Few things are more feared than death. Experiences with death haunt some people. Thoughts of death torture others. Nothing is more painful than the sense of loss we feel when someone we love dies. Death is a big part of life.
Although death has been around just about as long as life has, we talk more openly about the joy of birthing than about the sacred process of dying. But, the rise of “death cafes” and interest in “natural burial rites” tell us that people do want a picture of what dying is like. And, individuals aspire to prepare themselves. So, to meet this demand for knowledge, Heaven and Angels presents the penultimate of all life experiences—the far edge of death—heaven.
Many of the stories revealed in this book were derived from my clinical work as a bedside intensive care (ICU) nurse, clinical nurse specialist for death and spiritual care, teacher, Director of Nursing, and state nursing home investigator. People who survived accidents and cardiopulmonary resuscitation (CPR) and had near-death experiences (NDEs) shared with me their visions of the other side. Accounts also come from those who have witnessed the life-death juncture up close.

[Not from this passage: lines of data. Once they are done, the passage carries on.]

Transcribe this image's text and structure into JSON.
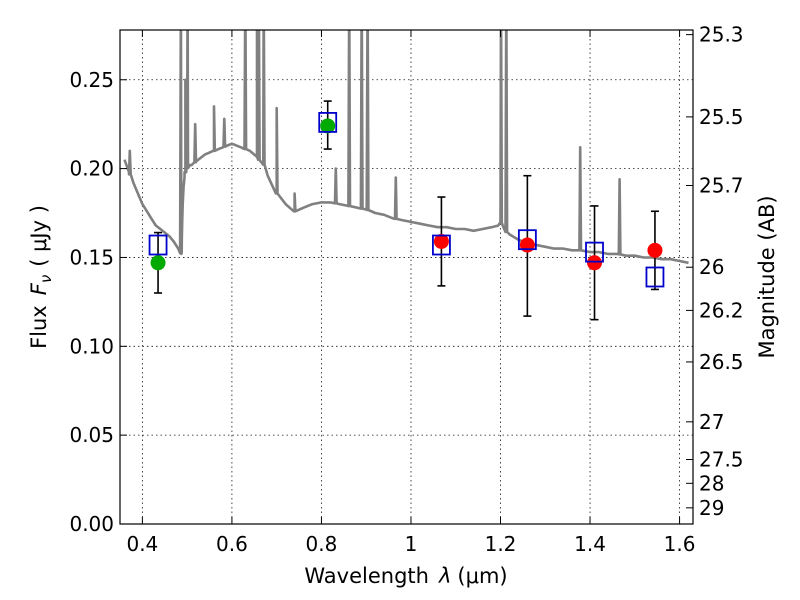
{
  "chart_data": {
    "type": "scatter",
    "title": "",
    "xlabel_text": "Wavelength",
    "xlabel_symbol": "λ",
    "xlabel_unit": "(μm)",
    "ylabel_text": "Flux",
    "ylabel_symbol": "F",
    "ylabel_subscript": "ν",
    "ylabel_unit": "( μJy )",
    "y2label": "Magnitude (AB)",
    "xlim": [
      0.35,
      1.63
    ],
    "ylim": [
      0.0,
      0.278
    ],
    "x_ticks": [
      0.4,
      0.6,
      0.8,
      1.0,
      1.2,
      1.4,
      1.6
    ],
    "x_tick_labels": [
      "0.4",
      "0.6",
      "0.8",
      "1",
      "1.2",
      "1.4",
      "1.6"
    ],
    "y_ticks": [
      0.0,
      0.05,
      0.1,
      0.15,
      0.2,
      0.25
    ],
    "y_tick_labels": [
      "0.00",
      "0.05",
      "0.10",
      "0.15",
      "0.20",
      "0.25"
    ],
    "y2_ticks": [
      {
        "mag": "25.3",
        "flux": 0.2754
      },
      {
        "mag": "25.5",
        "flux": 0.2291
      },
      {
        "mag": "25.7",
        "flux": 0.1905
      },
      {
        "mag": "26",
        "flux": 0.1445
      },
      {
        "mag": "26.2",
        "flux": 0.1202
      },
      {
        "mag": "26.5",
        "flux": 0.0912
      },
      {
        "mag": "27",
        "flux": 0.0575
      },
      {
        "mag": "27.5",
        "flux": 0.0363
      },
      {
        "mag": "28",
        "flux": 0.0229
      },
      {
        "mag": "29",
        "flux": 0.0091
      }
    ],
    "grid": true,
    "colors": {
      "template": "#808080",
      "observed_green": "#00aa00",
      "observed_red": "#ff0000",
      "model_boxes": "#0000cc",
      "errorbars": "#000000"
    },
    "template_spectrum": {
      "x": [
        0.36,
        0.37,
        0.38,
        0.39,
        0.4,
        0.41,
        0.42,
        0.43,
        0.44,
        0.45,
        0.46,
        0.47,
        0.48,
        0.487,
        0.488,
        0.489,
        0.49,
        0.492,
        0.494,
        0.496,
        0.498,
        0.5,
        0.502,
        0.504,
        0.506,
        0.508,
        0.51,
        0.52,
        0.53,
        0.54,
        0.55,
        0.56,
        0.57,
        0.58,
        0.59,
        0.6,
        0.62,
        0.64,
        0.655,
        0.656,
        0.657,
        0.658,
        0.66,
        0.664,
        0.668,
        0.67,
        0.68,
        0.7,
        0.72,
        0.74,
        0.76,
        0.78,
        0.8,
        0.82,
        0.84,
        0.86,
        0.88,
        0.9,
        0.92,
        0.94,
        0.96,
        0.98,
        1.0,
        1.02,
        1.04,
        1.06,
        1.08,
        1.1,
        1.12,
        1.14,
        1.16,
        1.18,
        1.195,
        1.2,
        1.205,
        1.21,
        1.22,
        1.24,
        1.26,
        1.28,
        1.3,
        1.32,
        1.34,
        1.36,
        1.38,
        1.4,
        1.42,
        1.44,
        1.46,
        1.48,
        1.5,
        1.52,
        1.54,
        1.56,
        1.58,
        1.6,
        1.62
      ],
      "y": [
        0.205,
        0.198,
        0.192,
        0.186,
        0.18,
        0.176,
        0.172,
        0.168,
        0.166,
        0.164,
        0.162,
        0.159,
        0.155,
        0.152,
        0.16,
        0.17,
        0.18,
        0.19,
        0.195,
        0.198,
        0.2,
        0.2,
        0.201,
        0.201,
        0.202,
        0.202,
        0.202,
        0.204,
        0.206,
        0.208,
        0.209,
        0.21,
        0.211,
        0.212,
        0.213,
        0.214,
        0.212,
        0.21,
        0.207,
        0.207,
        0.206,
        0.206,
        0.205,
        0.204,
        0.203,
        0.203,
        0.196,
        0.186,
        0.18,
        0.176,
        0.178,
        0.18,
        0.181,
        0.181,
        0.18,
        0.179,
        0.178,
        0.177,
        0.175,
        0.174,
        0.172,
        0.171,
        0.17,
        0.169,
        0.168,
        0.167,
        0.167,
        0.166,
        0.166,
        0.165,
        0.166,
        0.167,
        0.168,
        0.17,
        0.168,
        0.165,
        0.163,
        0.16,
        0.158,
        0.157,
        0.156,
        0.155,
        0.155,
        0.154,
        0.154,
        0.153,
        0.153,
        0.152,
        0.152,
        0.151,
        0.151,
        0.15,
        0.15,
        0.149,
        0.149,
        0.148,
        0.147
      ],
      "lines": [
        {
          "x": 0.372,
          "peak": 0.21
        },
        {
          "x": 0.486,
          "peak": 0.3
        },
        {
          "x": 0.496,
          "peak": 0.25
        },
        {
          "x": 0.501,
          "peak": 0.3
        },
        {
          "x": 0.518,
          "peak": 0.225
        },
        {
          "x": 0.56,
          "peak": 0.235
        },
        {
          "x": 0.583,
          "peak": 0.228
        },
        {
          "x": 0.63,
          "peak": 0.3
        },
        {
          "x": 0.656,
          "peak": 0.3
        },
        {
          "x": 0.66,
          "peak": 0.3
        },
        {
          "x": 0.671,
          "peak": 0.3
        },
        {
          "x": 0.7,
          "peak": 0.234
        },
        {
          "x": 0.74,
          "peak": 0.186
        },
        {
          "x": 0.832,
          "peak": 0.2
        },
        {
          "x": 0.862,
          "peak": 0.3
        },
        {
          "x": 0.89,
          "peak": 0.3
        },
        {
          "x": 0.903,
          "peak": 0.3
        },
        {
          "x": 0.966,
          "peak": 0.195
        },
        {
          "x": 1.201,
          "peak": 0.3
        },
        {
          "x": 1.213,
          "peak": 0.3
        },
        {
          "x": 1.378,
          "peak": 0.212
        },
        {
          "x": 1.466,
          "peak": 0.194
        }
      ]
    },
    "observed": [
      {
        "x": 0.435,
        "y": 0.147,
        "yerr_low": 0.13,
        "yerr_high": 0.164,
        "color": "green"
      },
      {
        "x": 0.814,
        "y": 0.224,
        "yerr_low": 0.211,
        "yerr_high": 0.238,
        "color": "green"
      },
      {
        "x": 1.068,
        "y": 0.159,
        "yerr_low": 0.134,
        "yerr_high": 0.184,
        "color": "red"
      },
      {
        "x": 1.26,
        "y": 0.157,
        "yerr_low": 0.117,
        "yerr_high": 0.196,
        "color": "red"
      },
      {
        "x": 1.41,
        "y": 0.147,
        "yerr_low": 0.115,
        "yerr_high": 0.179,
        "color": "red"
      },
      {
        "x": 1.545,
        "y": 0.154,
        "yerr_low": 0.132,
        "yerr_high": 0.176,
        "color": "red"
      }
    ],
    "model_boxes": [
      {
        "x": 0.435,
        "y": 0.157
      },
      {
        "x": 0.814,
        "y": 0.226
      },
      {
        "x": 1.068,
        "y": 0.157
      },
      {
        "x": 1.26,
        "y": 0.16
      },
      {
        "x": 1.41,
        "y": 0.153
      },
      {
        "x": 1.545,
        "y": 0.139
      }
    ]
  }
}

Some people do not believe in heaven. Some people think nothing exists after death. Death is the final chapter; the book is finished. Others believe that death, when one is elderly, is part of a natural ending to life, and that, at least some parts of healthcare today, interfere in that process. Many believe that even though people die, they may return to visit in a spiritual form. Those individuals who can obtain all their material needs and wants are now turning their attention to spiritual questions about existence. They ask what lies ahead at the end of this earthly journey. This book has the answers for them.

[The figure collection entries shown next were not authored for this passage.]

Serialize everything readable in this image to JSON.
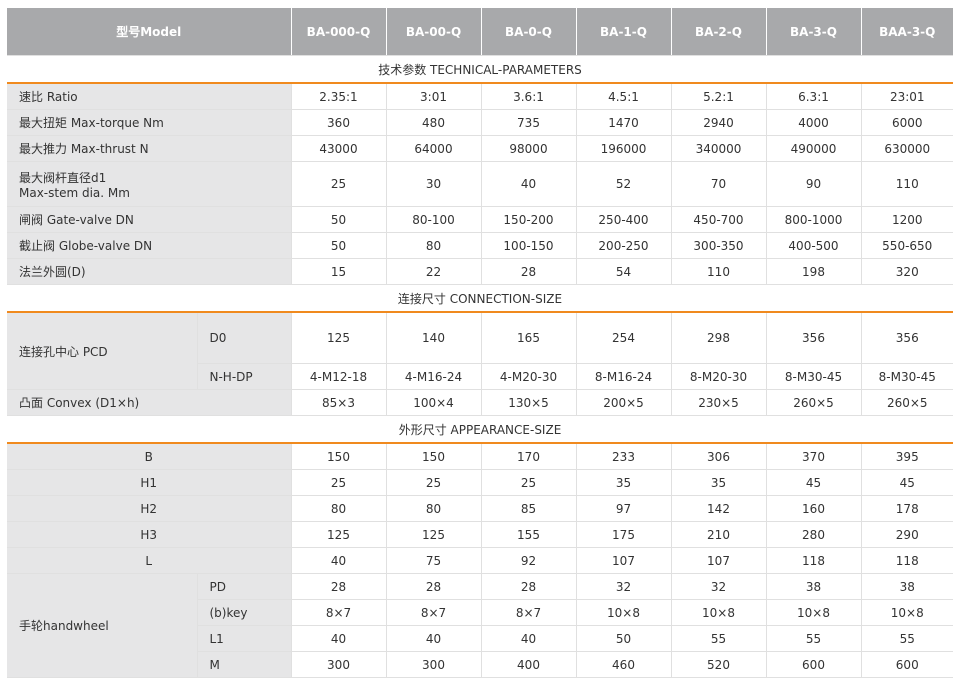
{
  "header": {
    "model": "型号Model",
    "models": [
      "BA-000-Q",
      "BA-00-Q",
      "BA-0-Q",
      "BA-1-Q",
      "BA-2-Q",
      "BA-3-Q",
      "BAA-3-Q"
    ]
  },
  "sections": {
    "technical": "技术参数 TECHNICAL-PARAMETERS",
    "connection": "连接尺寸 CONNECTION-SIZE",
    "appearance": "外形尺寸 APPEARANCE-SIZE"
  },
  "technical_rows": [
    {
      "label": "速比 Ratio",
      "values": [
        "2.35:1",
        "3:01",
        "3.6:1",
        "4.5:1",
        "5.2:1",
        "6.3:1",
        "23:01"
      ]
    },
    {
      "label": "最大扭矩 Max-torque Nm",
      "values": [
        "360",
        "480",
        "735",
        "1470",
        "2940",
        "4000",
        "6000"
      ]
    },
    {
      "label": "最大推力 Max-thrust N",
      "values": [
        "43000",
        "64000",
        "98000",
        "196000",
        "340000",
        "490000",
        "630000"
      ]
    },
    {
      "label": "最大阀杆直径d1",
      "label2": "Max-stem dia. Mm",
      "values": [
        "25",
        "30",
        "40",
        "52",
        "70",
        "90",
        "110"
      ]
    },
    {
      "label": "闸阀 Gate-valve DN",
      "values": [
        "50",
        "80-100",
        "150-200",
        "250-400",
        "450-700",
        "800-1000",
        "1200"
      ]
    },
    {
      "label": "截止阀 Globe-valve DN",
      "values": [
        "50",
        "80",
        "100-150",
        "200-250",
        "300-350",
        "400-500",
        "550-650"
      ]
    },
    {
      "label": "法兰外圆(D)",
      "values": [
        "15",
        "22",
        "28",
        "54",
        "110",
        "198",
        "320"
      ]
    }
  ],
  "connection": {
    "pcd_label": "连接孔中心    PCD",
    "d0": {
      "label": "D0",
      "values": [
        "125",
        "140",
        "165",
        "254",
        "298",
        "356",
        "356"
      ]
    },
    "nhdp": {
      "label": "N-H-DP",
      "values": [
        "4-M12-18",
        "4-M16-24",
        "4-M20-30",
        "8-M16-24",
        "8-M20-30",
        "8-M30-45",
        "8-M30-45"
      ]
    },
    "convex": {
      "label": "凸面 Convex  (D1×h)",
      "values": [
        "85×3",
        "100×4",
        "130×5",
        "200×5",
        "230×5",
        "260×5",
        "260×5"
      ]
    }
  },
  "appearance_rows": [
    {
      "label": "B",
      "values": [
        "150",
        "150",
        "170",
        "233",
        "306",
        "370",
        "395"
      ]
    },
    {
      "label": "H1",
      "values": [
        "25",
        "25",
        "25",
        "35",
        "35",
        "45",
        "45"
      ]
    },
    {
      "label": "H2",
      "values": [
        "80",
        "80",
        "85",
        "97",
        "142",
        "160",
        "178"
      ]
    },
    {
      "label": "H3",
      "values": [
        "125",
        "125",
        "155",
        "175",
        "210",
        "280",
        "290"
      ]
    },
    {
      "label": "L",
      "values": [
        "40",
        "75",
        "92",
        "107",
        "107",
        "118",
        "118"
      ]
    }
  ],
  "handwheel": {
    "label": "手轮handwheel",
    "rows": [
      {
        "label": "PD",
        "values": [
          "28",
          "28",
          "28",
          "32",
          "32",
          "38",
          "38"
        ]
      },
      {
        "label": "(b)key",
        "values": [
          "8×7",
          "8×7",
          "8×7",
          "10×8",
          "10×8",
          "10×8",
          "10×8"
        ]
      },
      {
        "label": "L1",
        "values": [
          "40",
          "40",
          "40",
          "50",
          "55",
          "55",
          "55"
        ]
      },
      {
        "label": "M",
        "values": [
          "300",
          "300",
          "400",
          "460",
          "520",
          "600",
          "600"
        ]
      }
    ]
  },
  "colors": {
    "header_bg": "#a8a9ab",
    "label_bg": "#e6e6e7",
    "accent_line": "#f08a1e"
  }
}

All major religions talk about an afterlife. So do those who have been close to death. People who have been clinically dead and resuscitated often declare, “I know. I met God. I talked to Jesus.” And, dying people often exclaim to spirits who reach out and talk to them from an existence hidden to us, “I am coming soon to join you. I see the angels waiting for me.”
As a child stricken with polio, I left my body when I was in pain and floated above it in a spirit form. I watched and heard what was going on around my body. I learned early on that there is another realm of existence. Supernatural encounters taught me at a very young age that angels and Jesus do come to those in need.
When I became a nurse and spent time at the side of people during death, I often heard references to a light that guided people on their way to heaven. The dying talked about seeing a light. Many who survived CPR, described a light-being that bathed them in unconditional love.
I studied the Bible to examine references to a light. Scriptures support there is a light that serves as a beacon guiding the dying to heaven. People who have met this holy light report they feel a love and peace that exceeds all their previous understanding. They say death is a journey to a place where physical pain, anxiety, shame and psychological hurt no longer exist.
Comforting passages from the Bible are incorporated into this text. Readers may want to share these scriptures with dying loved ones.
A common thread in people’s stories about heaven and angels is the presence of very special people on earth. Everyday people can be a light on earth for others. And that is the point, after all…that we follow in the footsteps of Jesus to be an inspiring, forgiving person of unconditional love and acceptance.
As you read the stories of people who have seen angels and heaven, I invite you to awaken yourself to the love, forgiveness and hope that these accounts bring. Michelangelo cautioned us to not dread death as it comes from the same maker as life. We need not fear death for, by all these accounts, it leads to heaven.